La Caisse autonome de retraite des médecins de France (CARMF) peut indemniser les médecins atteints du virus ou vulnérables dans certains cas pour la durée de l’interruption d’activité. La CARMF verse un complément journalier de 112 € qui s’ajoute à l’indemnité attribuée par l’assurance maladie.
Concernant les infirmiers et auxiliaires médicaux, la CARPIMKO a décidé qu’aucune pénalité ou majoration de retard ne sera appliquée courant 2020 au titre des cotisations 2020 et des régulations 2019. Elle a suspendu également les prélèvements automatiques de mars et avril avec des échéances reportées à novembre et décembre 2020, mesure qui pourrait être renouvelée.
Pour les professionnels paramédicaux, la CIPAV a suspendu des échéances et les procédures de recouvrement amiable et de contentieux des cotisations. Elle accompagne aussi les professionnels qui ont subi une perte conséquente de leur chiffre d’affaires.
Une allocation d’activité partielle peut être sollicitée pour un ou plusieurs salariés d’entreprises libérales, lorsque le temps de travail a été réduit ou nul dans certains cas : fermeture suite aux arrêtés pris par les pouvoirs publics ; activité en forte régression ; impossibilité de la mise en place de gestes barrières.
Du fait de la situation sanitaire, lorsque la durée de validité d’une ordonnance prescrivant des soins infirmiers est expirée, afin d’éviter toute interruption de traitement qui pourrait être préjudiciable, l’infirmier peut poursuivre les soins indispensables, notamment à domicile.
   
SOCIAL
Pour les cotisations et contributions sociales définitives dues pour 2020 par les travailleurs indépendants, l’Urssaf a prévu une réduction forfaitaire égale à 2400 € pour ceux qui oeuvrent dans certains secteurs (hôtellerie, restauration, événementiel, sport, culture, transport de voyageurs…). Cette mesure s’applique également aux travailleurs indépendants dont l’activité est très liée à celle des secteurs cités. Pour les indépendants d’autres secteurs dont l’activité implique l’accueil du public et a été interrompue par l’épidémie (à l’exception des fermetures volontaires) la réduction forfaitaire est de 1800 €.
Pour les autoentrepreneurs est instaurée pour les échéances mensuelles ou trimestrielles 2020 une réduction sur le chiffre d’affaires ou les recettes déclarées.

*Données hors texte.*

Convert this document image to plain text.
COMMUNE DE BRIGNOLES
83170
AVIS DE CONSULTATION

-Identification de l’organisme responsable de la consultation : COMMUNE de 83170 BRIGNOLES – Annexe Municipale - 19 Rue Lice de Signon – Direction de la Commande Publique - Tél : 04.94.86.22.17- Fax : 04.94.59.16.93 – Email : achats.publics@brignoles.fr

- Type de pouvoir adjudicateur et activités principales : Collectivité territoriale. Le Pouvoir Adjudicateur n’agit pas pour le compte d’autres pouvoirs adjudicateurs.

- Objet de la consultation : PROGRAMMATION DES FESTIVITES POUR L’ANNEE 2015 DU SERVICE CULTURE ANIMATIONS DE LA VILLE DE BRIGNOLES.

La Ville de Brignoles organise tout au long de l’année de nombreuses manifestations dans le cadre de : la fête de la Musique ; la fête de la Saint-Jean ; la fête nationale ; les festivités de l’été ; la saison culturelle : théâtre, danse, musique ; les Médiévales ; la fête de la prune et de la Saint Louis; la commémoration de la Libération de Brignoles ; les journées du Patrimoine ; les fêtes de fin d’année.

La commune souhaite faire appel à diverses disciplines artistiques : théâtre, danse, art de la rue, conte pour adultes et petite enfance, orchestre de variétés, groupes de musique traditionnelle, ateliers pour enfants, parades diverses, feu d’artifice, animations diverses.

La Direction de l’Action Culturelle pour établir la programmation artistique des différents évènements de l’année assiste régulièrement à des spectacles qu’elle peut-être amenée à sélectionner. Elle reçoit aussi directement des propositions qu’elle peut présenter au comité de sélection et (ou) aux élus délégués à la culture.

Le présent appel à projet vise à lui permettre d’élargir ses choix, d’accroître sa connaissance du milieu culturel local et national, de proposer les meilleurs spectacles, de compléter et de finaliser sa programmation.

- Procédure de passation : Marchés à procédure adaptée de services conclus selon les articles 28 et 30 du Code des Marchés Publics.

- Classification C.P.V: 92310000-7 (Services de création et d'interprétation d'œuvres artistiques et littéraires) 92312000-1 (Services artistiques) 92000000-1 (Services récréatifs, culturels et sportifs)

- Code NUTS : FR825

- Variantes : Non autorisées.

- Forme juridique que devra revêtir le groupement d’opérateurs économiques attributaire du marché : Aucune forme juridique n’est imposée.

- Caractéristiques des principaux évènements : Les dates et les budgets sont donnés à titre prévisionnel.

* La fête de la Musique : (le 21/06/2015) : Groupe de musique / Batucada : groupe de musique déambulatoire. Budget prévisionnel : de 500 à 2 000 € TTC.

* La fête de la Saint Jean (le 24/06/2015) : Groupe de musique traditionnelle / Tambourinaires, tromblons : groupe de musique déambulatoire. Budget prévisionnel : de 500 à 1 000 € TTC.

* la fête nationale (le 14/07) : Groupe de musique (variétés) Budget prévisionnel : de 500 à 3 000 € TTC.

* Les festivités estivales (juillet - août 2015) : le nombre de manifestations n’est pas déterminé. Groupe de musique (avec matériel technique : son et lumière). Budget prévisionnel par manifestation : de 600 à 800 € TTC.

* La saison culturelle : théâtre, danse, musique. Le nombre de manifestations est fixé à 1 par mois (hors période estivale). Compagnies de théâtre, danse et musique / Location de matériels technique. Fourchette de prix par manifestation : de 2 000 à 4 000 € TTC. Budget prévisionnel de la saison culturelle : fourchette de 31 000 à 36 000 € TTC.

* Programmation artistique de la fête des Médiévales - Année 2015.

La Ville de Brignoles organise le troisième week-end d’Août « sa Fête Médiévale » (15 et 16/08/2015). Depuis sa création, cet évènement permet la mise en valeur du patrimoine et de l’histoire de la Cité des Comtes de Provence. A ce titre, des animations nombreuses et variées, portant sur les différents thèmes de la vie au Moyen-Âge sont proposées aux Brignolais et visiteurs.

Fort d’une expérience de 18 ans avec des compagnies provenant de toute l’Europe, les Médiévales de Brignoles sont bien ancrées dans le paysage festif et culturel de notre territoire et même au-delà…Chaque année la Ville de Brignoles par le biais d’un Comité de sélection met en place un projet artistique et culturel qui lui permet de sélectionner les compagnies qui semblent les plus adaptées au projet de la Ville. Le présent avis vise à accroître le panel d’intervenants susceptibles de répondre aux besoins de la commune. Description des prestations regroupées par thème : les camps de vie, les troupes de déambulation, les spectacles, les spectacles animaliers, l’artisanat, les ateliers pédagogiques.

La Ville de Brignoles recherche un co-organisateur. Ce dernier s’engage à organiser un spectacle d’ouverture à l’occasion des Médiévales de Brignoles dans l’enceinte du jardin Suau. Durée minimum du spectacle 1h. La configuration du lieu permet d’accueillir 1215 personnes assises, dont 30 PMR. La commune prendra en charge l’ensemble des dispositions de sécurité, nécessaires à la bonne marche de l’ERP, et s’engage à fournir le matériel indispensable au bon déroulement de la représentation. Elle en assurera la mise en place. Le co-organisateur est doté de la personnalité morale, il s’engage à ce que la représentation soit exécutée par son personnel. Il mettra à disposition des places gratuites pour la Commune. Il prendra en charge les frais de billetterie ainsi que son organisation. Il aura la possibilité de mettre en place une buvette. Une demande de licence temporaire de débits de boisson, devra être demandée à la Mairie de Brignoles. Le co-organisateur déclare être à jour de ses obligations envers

Elle est évaluée sur la période de mars à juin 2020. Elle s’adresse aux autoentrepreneurs oeuvrant dans les mêmes secteurs que ceux évoqués pour les travailleurs indépendants.
   
FISCAL
Les TPE et PME en difficulté peuvent solliciter un plan de règlement pour le paiement de leurs impôts dus pendant la période de crise sanitaire. Ce dispositif s’adresse notamment aux commerçants, artisans et professionnels libéraux, quel que soit leur statut et leur régime fiscal, s’ils ont débuté leur activité au plus tard le 31 décembre 2019. Pour en bénéficier, ces entreprises doivent être à jour de leurs obligations fiscales déclaratives à la date de la demande. Sont concernés les impôts directs et indirects, en particulier TVA et CVAE. Les plans de règlement sont prévus pour une durée de douze, vingt-quatre ou trente-six mois. L’entreprise doit formuler sa demande au plus tard le 31 décembre 2020 en utilisant le formulaire Covid-19 qui peut être obtenu depuis son espace professionnel du site www.impots.gouv.fr ou par courriel ou courrier au service des impôts des entreprises.